Welcome to Hummingbird’s 3 part series on Hiring a Doula. I get asked every so often how I “get” my clients. Doulas rarely have store fronts and big advertising budgets, so what does the process look like for pregnant couples who want to hire one? Where do you find us? This week, we’ll start at the beginning: how to search for doulas in your area. Next week, we’ll look at the cost of hiring a doula. And finally, we’ll go over the interview process and how to hire The One.

The Search

Once you’ve decided you’d like a doula to be present at your birth, the search process can feel overwhelming. After all, you’re looking for a person you’ll feel comfortable in front of at your most vulnerable. Thankfully, the number of trained doulas in the U.S. is booming, so once you begin your search, you’re bound to find a handful of people you’d like to interview.

Let’s start with where to look first.

Social Media

Use that handy “looking for recommendations” button on Facebook and ask your network about their doula connections. Word of mouth is huge for doulas. If a mama and her partner had a good experience, they’re bound to want to rave about their doula to you. Ask for appliance repair recs; your aunt Linda will be your only response. Ask for doula recs; you’ll have to turn off notifications for your own post.

Get Your Partner Involved

Dads and partners almost always feel sweetly surprised by how much their doula’s presence supported them during the birth of their baby. Get your own partner involved in your search process and ask him to chat with his friends about their experiences. If your partner is anything like mine, it may take some prodding. But once he starts hearing from a few buddies or coworkers about how essential doula support was for them, he’ll get on board.

Practice Yoga

Check out the prenatal yoga classes in your area. Whether there’s a whole studio dedicated to pregnant mamas or just a few classes here and there, the teacher will almost certainly have a list of resources for you. The doula and yoga worlds tend to overlap.

Ask the Professionals

Although your OB might not be 100% on board with working alongside doulas, she’ll probably be able to share a few recommendations with you. And honestly, if your doctor isn’t enthusiastic about the idea, maybe that says something about how she’ll treat you when you’re in labor. If you’re working with midwives, they will definitely be able to steer you toward great doulas with whom they have worked in the past.

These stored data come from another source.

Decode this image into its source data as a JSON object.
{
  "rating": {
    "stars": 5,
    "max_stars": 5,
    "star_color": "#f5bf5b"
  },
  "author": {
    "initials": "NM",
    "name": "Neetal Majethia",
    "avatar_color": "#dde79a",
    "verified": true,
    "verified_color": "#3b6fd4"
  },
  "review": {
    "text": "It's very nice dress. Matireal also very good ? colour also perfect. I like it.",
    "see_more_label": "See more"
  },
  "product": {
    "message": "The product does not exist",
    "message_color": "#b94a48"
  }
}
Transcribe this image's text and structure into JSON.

If you see a chiropractor regularly, see if she has names to pass along. The same goes for massage therapists, reiki practitioners, healing touch providers, and doctors of traditional Chinese medicine who do acupuncture. Professionals who work on the body are sure to be a wealth of information and doula referrals.

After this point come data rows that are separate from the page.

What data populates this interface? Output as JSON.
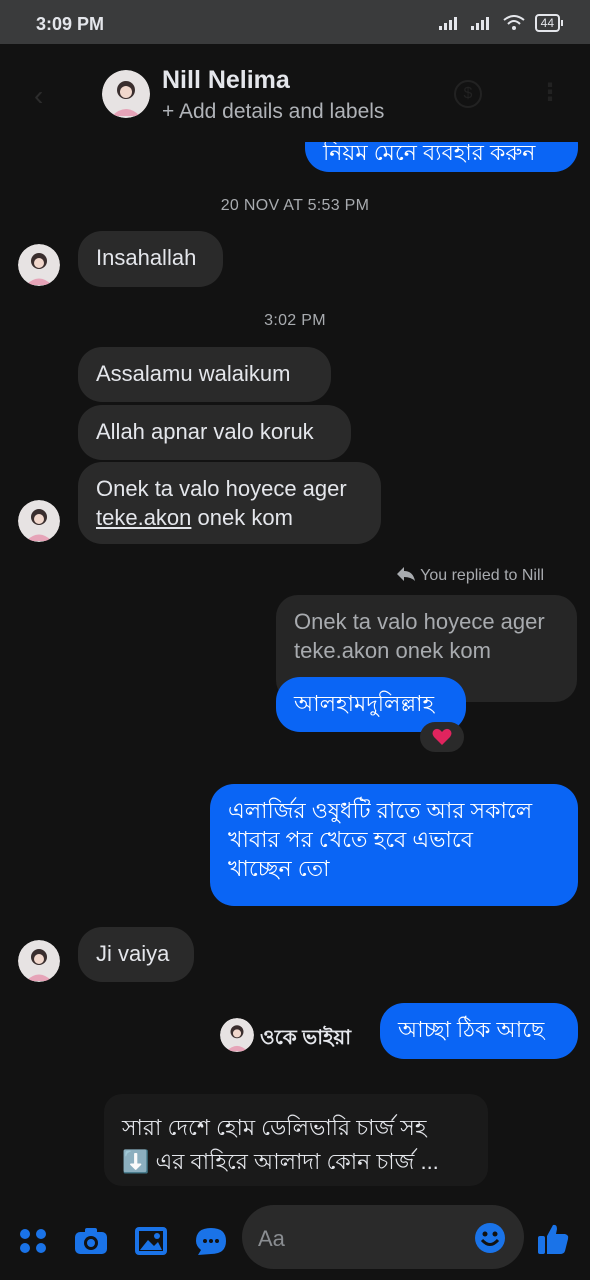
{
  "status": {
    "time": "3:09 PM",
    "battery": "44"
  },
  "header": {
    "name": "Nill Nelima",
    "subtitle": "+ Add details and labels"
  },
  "messages": {
    "top_partial": "নিয়ম মেনে ব্যবহার করুন",
    "ts1": "20 NOV AT 5:53 PM",
    "m1": "Insahallah",
    "ts2": "3:02 PM",
    "m2": "Assalamu walaikum",
    "m3": "Allah apnar valo koruk",
    "m4_line1": "Onek ta valo hoyece ager",
    "m4_line2_link": "teke.akon",
    "m4_line2_rest": " onek kom",
    "reply_label": "You replied to Nill",
    "quoted_line1": "Onek ta valo hoyece ager",
    "quoted_line2": "teke.akon onek kom",
    "out1": "আলহামদুলিল্লাহ",
    "out2_line1": "এলার্জির ওষুধটি রাতে আর সকালে",
    "out2_line2": "খাবার পর খেতে হবে এভাবে",
    "out2_line3": "খাচ্ছেন তো",
    "m5": "Ji vaiya",
    "seen_text": "ওকে ভাইয়া",
    "out3": "আচ্ছা ঠিক আছে"
  },
  "preview": {
    "line1": "সারা দেশে হোম ডেলিভারি চার্জ সহ",
    "line2": "⬇️ এর বাহিরে আলাদা কোন চার্জ ..."
  },
  "composer": {
    "placeholder": "Aa"
  },
  "colors": {
    "accent": "#0a65f5",
    "incoming": "#2a2a2a",
    "background": "#121212"
  },
  "icons": [
    "back-icon",
    "dollar-icon",
    "more-icon",
    "menu-icon",
    "camera-icon",
    "gallery-icon",
    "chat-icon",
    "emoji-icon",
    "like-icon",
    "reply-icon",
    "heart-icon"
  ]
}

Other Websites and Resources


Doulas of North America International


Doula Match


The Childbirth Collective*

*I am not a member of the Childbirth Collective. While I think the organization does great things for the birth community in the Twin Cities, I simply cannot commit to the level of membership they require. I encourage anyone looking for a doula to not discount those of us who are not part of the CC.